Scientific classification
- Kingdom: Plantae
- Clade: Embryophytes
- Clade: Tracheophytes
- Clade: Angiosperms
- Clade: Eudicots
- Clade: Asterids
- Order: Lamiales
- Family: Phrymaceae
- Genus: Diplacus
- Species: D. congdonii
- Binomial name: Diplacus congdonii (B.L.Rob.) G.L.Nesom
- Synonyms: Eunanus congdonii (B.L.Rob.) Greene; Mimulus congdonii B.L.Rob.; Mimulus modestus Eastw.;

= Diplacus congdonii =

- Genus: Diplacus
- Species: congdonii
- Authority: (B.L.Rob.) G.L.Nesom
- Conservation status: G4
- Synonyms: Eunanus congdonii (B.L.Rob.) Greene, Mimulus congdonii B.L.Rob., Mimulus modestus Eastw.

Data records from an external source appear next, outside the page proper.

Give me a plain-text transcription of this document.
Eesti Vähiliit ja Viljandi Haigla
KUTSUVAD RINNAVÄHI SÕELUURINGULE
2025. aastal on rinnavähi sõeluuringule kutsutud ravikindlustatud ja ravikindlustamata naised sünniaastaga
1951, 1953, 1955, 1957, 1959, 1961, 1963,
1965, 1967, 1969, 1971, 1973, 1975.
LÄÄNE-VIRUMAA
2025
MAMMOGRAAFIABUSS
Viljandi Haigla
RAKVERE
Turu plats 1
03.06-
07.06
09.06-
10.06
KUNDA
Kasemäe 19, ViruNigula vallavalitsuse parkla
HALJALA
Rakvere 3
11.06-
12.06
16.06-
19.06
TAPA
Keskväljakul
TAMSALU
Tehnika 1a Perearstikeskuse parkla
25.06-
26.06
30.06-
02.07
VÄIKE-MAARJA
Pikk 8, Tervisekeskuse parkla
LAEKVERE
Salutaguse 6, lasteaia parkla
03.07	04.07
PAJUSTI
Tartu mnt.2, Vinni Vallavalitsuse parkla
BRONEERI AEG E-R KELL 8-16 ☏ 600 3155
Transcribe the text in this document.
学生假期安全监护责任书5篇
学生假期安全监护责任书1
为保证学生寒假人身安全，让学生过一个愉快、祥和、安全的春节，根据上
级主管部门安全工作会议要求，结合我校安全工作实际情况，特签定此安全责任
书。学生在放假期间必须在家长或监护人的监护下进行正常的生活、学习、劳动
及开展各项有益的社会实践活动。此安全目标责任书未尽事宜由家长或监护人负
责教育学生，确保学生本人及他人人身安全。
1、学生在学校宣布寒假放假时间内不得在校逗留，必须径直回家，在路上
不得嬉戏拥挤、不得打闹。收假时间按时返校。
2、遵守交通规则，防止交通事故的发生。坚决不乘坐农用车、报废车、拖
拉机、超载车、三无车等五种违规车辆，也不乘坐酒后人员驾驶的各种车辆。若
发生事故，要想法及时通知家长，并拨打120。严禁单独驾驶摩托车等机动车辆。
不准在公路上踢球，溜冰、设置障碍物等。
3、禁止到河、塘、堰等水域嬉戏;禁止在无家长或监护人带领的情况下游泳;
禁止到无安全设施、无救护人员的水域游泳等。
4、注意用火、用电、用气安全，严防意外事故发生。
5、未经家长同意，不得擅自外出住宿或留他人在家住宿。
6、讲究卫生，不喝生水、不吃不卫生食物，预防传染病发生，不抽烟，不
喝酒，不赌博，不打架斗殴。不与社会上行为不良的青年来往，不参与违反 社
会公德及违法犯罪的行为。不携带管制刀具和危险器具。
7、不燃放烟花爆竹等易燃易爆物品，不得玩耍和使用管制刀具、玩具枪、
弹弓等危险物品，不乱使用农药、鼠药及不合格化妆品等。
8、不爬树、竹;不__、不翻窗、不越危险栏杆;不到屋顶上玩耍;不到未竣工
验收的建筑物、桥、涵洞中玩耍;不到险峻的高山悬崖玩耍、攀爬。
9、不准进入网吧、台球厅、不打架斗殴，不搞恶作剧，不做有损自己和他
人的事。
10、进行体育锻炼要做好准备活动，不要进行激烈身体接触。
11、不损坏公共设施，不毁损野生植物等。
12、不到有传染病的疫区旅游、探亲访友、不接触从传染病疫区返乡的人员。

Species of flowering plant

Diplacus congdonii is a species of monkeyflower known by the common name Congdon's monkeyflower.

==Distribution==
It is endemic to California, where it has a scattered and localized distribution in the mountains and foothills between the North Coast Ranges and the Peninsular Ranges, and the Sierra Nevada foothills. It grows in moist spots on slopes and in canyons, sometimes in disturbed areas.

==Description==
Diplacus congdonii is a small, hairy annual herb producing a thin, erect stem no more than 10 centimeters tall. The herbage is purple-green in color. The paired opposite leaves are oval in shape, lined with hairs, and up to about 3 centimeters long. The plant bears narrow-throated, trumpet-shaped magenta flowers 1 to 3 centimeters long.